Upskilling Program to Fulfill Medical Need

Nightingale London Education Project, in partnership with NHS
United Kingdom

Goldman Sachs provided 15 laptops to the NHS for the Nightingale London Education project, aimed at maximizing expertise of critical care clinicians, staff, and volunteers. The program seeks to support the work at NHS Nightingale, a specially constructed hospital to support all NHS London hospitals in the event of a surge of COVID-19, and has inducted and educated nearly 2,500 people to date. Faculty used these laptops to develop educational materials and lesson plans, to check in over 250 people a day for training, and to facilitate conference calls over Zoom, amongst other things.

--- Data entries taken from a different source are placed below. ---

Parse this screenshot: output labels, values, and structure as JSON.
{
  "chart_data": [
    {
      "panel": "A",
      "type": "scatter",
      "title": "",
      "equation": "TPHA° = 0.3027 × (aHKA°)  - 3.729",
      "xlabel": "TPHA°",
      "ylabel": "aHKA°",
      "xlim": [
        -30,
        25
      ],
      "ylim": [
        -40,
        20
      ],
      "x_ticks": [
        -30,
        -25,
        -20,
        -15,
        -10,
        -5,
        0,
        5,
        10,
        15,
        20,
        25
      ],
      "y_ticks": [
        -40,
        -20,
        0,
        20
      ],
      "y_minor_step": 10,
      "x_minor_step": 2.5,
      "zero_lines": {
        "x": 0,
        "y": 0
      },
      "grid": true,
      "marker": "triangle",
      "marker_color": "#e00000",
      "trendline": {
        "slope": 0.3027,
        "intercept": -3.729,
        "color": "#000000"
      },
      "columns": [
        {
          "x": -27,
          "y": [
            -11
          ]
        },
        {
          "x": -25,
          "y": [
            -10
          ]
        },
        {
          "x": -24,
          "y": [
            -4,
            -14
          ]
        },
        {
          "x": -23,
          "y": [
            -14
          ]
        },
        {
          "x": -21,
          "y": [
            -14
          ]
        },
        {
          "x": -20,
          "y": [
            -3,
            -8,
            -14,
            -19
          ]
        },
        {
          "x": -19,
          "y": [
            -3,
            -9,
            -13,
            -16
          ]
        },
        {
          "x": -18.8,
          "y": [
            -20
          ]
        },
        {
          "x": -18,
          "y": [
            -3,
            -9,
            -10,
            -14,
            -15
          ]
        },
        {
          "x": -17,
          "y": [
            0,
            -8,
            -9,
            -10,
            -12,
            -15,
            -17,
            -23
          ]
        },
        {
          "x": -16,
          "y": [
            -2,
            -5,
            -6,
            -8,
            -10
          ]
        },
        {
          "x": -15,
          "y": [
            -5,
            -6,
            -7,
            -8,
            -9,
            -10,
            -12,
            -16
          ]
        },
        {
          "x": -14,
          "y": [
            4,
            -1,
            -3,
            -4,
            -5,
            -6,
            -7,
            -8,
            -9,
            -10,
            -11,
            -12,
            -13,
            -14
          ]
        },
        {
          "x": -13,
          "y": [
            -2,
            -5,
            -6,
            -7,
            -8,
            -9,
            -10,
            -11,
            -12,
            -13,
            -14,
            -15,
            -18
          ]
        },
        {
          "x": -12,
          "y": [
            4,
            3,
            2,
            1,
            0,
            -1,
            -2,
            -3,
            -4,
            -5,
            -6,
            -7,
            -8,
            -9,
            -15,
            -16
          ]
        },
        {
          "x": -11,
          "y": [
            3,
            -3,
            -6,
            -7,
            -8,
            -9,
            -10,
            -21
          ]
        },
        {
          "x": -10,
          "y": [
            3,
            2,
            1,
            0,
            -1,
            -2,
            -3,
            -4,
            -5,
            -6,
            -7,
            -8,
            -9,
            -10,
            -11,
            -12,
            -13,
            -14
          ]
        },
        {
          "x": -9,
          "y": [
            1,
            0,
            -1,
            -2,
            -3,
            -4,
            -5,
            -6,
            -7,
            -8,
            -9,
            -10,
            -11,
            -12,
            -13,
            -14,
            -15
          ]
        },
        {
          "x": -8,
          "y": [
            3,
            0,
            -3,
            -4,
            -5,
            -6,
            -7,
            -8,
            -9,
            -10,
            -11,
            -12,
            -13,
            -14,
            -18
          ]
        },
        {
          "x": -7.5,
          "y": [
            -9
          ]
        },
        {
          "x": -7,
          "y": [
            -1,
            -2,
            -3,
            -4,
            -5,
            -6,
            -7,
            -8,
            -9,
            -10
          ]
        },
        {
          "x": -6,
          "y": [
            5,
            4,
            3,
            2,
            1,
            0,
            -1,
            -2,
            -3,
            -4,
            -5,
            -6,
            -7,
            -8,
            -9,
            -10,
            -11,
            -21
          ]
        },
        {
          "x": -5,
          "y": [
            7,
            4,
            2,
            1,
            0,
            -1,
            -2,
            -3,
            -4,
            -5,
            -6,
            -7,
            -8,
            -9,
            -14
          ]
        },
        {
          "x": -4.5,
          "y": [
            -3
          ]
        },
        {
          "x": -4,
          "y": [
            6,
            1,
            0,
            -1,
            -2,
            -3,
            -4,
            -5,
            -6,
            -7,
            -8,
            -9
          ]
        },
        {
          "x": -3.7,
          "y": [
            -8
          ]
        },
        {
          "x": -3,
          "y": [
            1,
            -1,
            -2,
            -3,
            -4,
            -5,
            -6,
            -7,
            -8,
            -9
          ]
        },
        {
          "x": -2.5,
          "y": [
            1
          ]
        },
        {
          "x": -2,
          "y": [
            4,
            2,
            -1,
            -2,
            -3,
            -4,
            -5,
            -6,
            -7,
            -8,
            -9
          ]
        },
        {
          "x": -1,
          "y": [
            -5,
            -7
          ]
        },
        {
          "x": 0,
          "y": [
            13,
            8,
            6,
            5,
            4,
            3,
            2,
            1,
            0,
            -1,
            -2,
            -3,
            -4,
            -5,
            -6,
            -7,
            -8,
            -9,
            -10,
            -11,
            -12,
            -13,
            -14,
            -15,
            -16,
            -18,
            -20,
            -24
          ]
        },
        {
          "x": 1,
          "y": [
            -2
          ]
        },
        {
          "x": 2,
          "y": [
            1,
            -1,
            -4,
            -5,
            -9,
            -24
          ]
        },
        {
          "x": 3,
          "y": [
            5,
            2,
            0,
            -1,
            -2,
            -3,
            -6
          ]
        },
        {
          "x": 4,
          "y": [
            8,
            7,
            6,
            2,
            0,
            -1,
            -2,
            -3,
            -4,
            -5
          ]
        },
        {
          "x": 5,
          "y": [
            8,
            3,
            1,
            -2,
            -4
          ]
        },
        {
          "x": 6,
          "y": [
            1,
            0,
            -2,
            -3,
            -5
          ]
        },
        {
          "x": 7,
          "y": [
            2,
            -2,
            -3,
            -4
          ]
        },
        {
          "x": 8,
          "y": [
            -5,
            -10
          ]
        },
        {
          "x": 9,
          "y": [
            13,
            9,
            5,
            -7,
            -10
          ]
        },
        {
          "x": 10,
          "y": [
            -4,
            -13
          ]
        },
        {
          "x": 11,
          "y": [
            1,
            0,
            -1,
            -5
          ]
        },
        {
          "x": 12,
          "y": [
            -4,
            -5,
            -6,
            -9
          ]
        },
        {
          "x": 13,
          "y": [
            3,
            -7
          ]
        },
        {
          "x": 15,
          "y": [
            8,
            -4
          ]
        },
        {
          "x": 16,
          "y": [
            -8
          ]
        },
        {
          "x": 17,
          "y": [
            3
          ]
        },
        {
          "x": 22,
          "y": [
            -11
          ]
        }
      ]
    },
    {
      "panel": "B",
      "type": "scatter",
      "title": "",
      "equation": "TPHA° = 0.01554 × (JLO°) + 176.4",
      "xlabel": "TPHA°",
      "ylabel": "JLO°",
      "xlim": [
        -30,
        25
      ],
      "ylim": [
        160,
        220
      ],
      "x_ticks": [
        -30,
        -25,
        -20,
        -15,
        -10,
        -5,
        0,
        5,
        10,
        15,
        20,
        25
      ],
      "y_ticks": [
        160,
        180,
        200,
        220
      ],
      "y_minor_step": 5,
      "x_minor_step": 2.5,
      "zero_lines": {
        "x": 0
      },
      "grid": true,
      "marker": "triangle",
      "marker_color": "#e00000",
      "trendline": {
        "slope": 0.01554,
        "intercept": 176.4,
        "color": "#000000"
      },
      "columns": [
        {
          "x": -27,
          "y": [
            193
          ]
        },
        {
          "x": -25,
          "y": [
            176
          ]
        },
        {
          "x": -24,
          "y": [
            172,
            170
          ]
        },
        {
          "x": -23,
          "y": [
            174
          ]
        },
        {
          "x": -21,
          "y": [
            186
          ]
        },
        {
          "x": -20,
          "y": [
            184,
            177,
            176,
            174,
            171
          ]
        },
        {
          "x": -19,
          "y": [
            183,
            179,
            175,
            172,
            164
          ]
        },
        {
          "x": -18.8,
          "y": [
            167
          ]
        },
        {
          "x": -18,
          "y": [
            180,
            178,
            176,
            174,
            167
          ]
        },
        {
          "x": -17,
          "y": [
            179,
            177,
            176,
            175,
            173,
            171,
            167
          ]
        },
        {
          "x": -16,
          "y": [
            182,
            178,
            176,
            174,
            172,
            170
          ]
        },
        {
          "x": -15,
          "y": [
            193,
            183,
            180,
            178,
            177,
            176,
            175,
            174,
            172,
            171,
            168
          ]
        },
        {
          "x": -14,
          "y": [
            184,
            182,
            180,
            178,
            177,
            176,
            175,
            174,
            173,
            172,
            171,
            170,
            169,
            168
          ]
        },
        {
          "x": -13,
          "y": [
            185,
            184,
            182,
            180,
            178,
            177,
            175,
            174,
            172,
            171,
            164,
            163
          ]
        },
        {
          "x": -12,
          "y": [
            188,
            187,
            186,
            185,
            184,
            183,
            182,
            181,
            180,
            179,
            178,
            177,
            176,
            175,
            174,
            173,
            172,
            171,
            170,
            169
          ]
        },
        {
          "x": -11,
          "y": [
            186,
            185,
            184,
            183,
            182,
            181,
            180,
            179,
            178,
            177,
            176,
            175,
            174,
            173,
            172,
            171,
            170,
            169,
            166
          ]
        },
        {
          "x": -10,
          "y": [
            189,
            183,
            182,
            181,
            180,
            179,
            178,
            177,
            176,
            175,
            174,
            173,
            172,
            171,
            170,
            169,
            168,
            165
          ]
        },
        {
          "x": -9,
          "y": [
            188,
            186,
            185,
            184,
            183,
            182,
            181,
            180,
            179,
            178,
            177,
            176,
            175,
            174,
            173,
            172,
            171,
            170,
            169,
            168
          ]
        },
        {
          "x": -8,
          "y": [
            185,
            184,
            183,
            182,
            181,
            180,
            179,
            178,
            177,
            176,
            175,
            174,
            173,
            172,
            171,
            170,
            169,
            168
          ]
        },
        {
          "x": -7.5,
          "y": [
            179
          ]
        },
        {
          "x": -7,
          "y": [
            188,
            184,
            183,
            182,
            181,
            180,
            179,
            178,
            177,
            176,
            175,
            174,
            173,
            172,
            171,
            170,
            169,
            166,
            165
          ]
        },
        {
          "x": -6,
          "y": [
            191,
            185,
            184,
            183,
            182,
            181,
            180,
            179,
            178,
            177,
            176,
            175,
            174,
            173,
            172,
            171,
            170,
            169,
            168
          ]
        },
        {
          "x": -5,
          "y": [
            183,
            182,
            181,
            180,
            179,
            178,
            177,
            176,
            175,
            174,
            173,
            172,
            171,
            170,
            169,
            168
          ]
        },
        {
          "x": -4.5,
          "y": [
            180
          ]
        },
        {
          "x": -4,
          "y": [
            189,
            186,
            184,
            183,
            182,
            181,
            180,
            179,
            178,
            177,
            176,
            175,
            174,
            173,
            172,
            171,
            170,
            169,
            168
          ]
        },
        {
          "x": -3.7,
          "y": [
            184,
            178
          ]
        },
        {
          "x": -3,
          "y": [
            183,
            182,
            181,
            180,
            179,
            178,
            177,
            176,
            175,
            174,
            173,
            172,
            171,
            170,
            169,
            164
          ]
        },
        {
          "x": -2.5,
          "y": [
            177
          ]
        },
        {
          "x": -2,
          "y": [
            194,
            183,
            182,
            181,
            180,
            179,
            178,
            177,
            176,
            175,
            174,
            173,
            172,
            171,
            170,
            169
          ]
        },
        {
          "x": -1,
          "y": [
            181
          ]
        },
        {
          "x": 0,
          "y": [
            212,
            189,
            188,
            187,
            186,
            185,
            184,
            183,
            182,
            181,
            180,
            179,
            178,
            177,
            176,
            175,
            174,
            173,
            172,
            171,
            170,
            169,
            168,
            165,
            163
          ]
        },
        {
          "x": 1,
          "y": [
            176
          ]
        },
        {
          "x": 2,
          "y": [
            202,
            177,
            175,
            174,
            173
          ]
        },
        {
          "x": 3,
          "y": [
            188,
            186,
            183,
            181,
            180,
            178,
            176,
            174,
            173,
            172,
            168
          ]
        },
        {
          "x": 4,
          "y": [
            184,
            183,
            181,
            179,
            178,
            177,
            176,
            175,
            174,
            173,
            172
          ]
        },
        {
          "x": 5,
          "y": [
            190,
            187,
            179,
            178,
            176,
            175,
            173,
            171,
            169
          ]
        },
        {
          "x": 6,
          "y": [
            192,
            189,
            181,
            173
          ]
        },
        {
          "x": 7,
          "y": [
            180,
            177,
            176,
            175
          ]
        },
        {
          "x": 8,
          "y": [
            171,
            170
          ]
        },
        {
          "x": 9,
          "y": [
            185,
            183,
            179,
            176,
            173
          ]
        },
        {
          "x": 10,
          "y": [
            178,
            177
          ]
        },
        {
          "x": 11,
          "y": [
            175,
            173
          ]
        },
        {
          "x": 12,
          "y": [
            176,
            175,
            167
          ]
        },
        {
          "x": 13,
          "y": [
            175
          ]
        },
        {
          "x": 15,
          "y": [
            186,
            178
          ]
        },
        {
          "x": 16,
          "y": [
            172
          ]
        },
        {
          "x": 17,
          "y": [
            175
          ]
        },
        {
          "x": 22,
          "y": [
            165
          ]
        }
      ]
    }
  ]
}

Face Shields for Frontline Healthcare Workers

Andy [left] has printed 50 face shields with his 10-year old son, and Richard [right] has 3D printed 25 face shields.

3DCrowd
United Kingdom

Richard and Andy, vice presidents based in London, have worked as part of a collective effort coordinated by 3DCrowd. Using their home 3D printing resources, they created face shields for the NHS front line workers. By June 24, the organization had produced nearly 200,000 face shields with the help of more than 8,000 volunteers.  


Jersey City Rapid Maker Response Group (JCRMRG)
United States

Fred, a managing director in our Jersey City office, joined JCRMRG to volunteer his 3D printing equipment and skills to produce face shields for healthcare workers. He has since printed and distributed 100 face shields with the team. In less than three weeks, the JCRMRG delivered more than 3,000 face shields to local hospitals. Since then, the group has injection-molded more than 30,000 bands and has been assembling these into face shields to distribute them to hospitals and health care centers in the region.